Google Doodle: Olympic Hurdles if You're Not at the London Games
Today's Google Doodle, which celebrates track and field at the London Olympics, is a reminder of why only a select few people ever win gold medals.
The doodle, if you haven't been playing it for hours already, is an interactive game, and it's hard until you get the hang of it. You play a hurdler, running down a track. The left and right arrow keys will speed you up. Be ready to hit the space bar on cue. And be ready to have some spreadsheet to pop up on your screen if your boss comes by. Jokes about reduced office productivity are rampant on days such as this.
"Having fun is not wasting time," said Ryan Germick, the Google Doodle team leader. "We always aim to surprise and delight."
He added that you'd be surprised how hard it is to create a game that people will understand without instructions - and one that can be played by millions of people at once.
Lolo Jones, Kellie Wells and Dawn Harper are among the American hurdlers to watch in London. They may worry about Australia's Sally Pearson, the current world champion, but not about any of us at our computers … or, conceded Germick, anyone at Google.
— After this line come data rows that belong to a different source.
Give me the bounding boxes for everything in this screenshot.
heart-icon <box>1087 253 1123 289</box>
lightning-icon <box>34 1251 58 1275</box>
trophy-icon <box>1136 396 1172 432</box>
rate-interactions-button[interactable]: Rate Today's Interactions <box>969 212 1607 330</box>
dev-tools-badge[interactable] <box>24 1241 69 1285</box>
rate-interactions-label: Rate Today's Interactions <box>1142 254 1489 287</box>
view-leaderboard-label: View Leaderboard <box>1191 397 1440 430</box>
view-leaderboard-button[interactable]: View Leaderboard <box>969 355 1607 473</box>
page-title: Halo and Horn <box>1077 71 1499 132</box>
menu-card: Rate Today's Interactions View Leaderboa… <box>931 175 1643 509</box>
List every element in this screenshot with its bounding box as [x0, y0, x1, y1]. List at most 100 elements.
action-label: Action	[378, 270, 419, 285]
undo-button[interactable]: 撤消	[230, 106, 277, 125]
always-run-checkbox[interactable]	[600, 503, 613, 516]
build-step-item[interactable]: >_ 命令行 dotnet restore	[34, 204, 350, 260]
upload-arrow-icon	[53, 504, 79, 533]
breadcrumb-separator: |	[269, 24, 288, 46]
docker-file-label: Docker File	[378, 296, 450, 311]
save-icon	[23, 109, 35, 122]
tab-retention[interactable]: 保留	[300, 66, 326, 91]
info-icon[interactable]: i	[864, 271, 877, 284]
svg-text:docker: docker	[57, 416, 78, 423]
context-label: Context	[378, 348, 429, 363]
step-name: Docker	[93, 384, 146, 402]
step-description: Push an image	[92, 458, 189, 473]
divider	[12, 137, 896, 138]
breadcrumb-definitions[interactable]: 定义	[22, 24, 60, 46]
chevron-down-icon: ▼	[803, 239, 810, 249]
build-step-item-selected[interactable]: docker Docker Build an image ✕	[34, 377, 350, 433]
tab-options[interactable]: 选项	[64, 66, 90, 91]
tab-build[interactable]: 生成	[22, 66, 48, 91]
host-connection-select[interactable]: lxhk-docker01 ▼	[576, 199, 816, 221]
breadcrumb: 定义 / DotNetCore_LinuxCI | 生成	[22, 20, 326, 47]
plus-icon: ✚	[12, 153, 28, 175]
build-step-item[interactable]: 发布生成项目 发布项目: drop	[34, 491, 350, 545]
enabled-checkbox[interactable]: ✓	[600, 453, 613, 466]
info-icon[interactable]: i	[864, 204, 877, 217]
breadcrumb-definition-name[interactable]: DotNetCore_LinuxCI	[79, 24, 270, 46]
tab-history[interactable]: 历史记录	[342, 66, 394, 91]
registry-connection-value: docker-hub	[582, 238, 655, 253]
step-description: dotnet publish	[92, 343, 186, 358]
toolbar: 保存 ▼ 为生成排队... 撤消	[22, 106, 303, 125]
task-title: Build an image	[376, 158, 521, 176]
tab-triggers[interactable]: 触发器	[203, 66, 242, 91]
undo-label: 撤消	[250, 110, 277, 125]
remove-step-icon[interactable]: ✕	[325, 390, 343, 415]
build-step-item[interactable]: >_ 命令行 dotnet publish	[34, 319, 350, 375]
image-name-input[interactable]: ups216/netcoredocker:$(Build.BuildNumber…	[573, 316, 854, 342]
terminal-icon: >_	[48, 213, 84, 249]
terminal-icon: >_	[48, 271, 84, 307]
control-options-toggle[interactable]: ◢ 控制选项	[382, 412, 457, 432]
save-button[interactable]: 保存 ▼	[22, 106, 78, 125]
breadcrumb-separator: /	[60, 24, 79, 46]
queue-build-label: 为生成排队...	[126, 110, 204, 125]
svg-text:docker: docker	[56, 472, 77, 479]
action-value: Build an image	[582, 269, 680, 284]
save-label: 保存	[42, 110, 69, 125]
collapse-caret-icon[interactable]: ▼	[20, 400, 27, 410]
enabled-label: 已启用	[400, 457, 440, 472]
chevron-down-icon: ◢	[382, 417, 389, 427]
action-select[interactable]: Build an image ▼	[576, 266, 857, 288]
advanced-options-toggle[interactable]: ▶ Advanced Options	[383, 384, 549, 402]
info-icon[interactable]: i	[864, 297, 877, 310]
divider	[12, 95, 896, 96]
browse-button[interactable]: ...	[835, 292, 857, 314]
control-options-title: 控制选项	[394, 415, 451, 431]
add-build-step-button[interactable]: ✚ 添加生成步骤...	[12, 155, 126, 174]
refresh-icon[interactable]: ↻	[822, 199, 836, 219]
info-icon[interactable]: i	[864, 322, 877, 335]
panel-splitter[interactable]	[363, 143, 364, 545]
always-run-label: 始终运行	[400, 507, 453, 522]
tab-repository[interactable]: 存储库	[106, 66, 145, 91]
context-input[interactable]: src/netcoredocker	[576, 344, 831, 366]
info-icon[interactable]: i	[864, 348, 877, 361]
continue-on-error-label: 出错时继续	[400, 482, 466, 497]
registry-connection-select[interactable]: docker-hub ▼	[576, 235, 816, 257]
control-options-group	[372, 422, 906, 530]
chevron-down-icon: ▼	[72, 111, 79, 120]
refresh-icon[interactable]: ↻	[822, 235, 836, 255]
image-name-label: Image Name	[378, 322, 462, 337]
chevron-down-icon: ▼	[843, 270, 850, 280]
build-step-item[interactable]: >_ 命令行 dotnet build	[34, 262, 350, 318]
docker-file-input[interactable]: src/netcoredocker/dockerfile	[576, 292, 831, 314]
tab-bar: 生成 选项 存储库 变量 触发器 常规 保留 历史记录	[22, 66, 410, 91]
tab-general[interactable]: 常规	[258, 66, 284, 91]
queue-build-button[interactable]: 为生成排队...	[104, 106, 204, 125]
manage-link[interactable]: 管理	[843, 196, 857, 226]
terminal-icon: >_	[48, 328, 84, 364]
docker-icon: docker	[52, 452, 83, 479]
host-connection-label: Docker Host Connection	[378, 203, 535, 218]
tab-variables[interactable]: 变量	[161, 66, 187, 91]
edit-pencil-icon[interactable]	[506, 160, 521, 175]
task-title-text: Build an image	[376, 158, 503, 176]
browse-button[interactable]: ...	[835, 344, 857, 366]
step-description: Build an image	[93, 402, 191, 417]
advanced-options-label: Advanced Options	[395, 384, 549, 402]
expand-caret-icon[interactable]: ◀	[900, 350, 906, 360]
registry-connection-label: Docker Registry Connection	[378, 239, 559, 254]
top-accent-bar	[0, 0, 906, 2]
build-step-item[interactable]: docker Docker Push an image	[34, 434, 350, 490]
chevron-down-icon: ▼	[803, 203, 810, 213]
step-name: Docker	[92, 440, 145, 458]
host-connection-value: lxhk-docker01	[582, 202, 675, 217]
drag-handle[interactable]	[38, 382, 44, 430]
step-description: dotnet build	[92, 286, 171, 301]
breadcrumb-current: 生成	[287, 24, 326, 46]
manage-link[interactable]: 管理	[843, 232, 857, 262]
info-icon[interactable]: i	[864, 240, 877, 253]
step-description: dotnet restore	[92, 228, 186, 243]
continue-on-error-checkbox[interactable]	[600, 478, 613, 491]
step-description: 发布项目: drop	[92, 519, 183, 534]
"There is a fencer here," he said, "and when she saw the doodle of the fencer we had the other day she thought it was her. Other than that, we at Google are more of the nerdy sort."
Is anything else in the works before the Olympics end? Germick turned coy. But he let us in on a little trick: Look at Google's home page for a country where it's already tomorrow - like, say, Japan - if you want to see what's coming.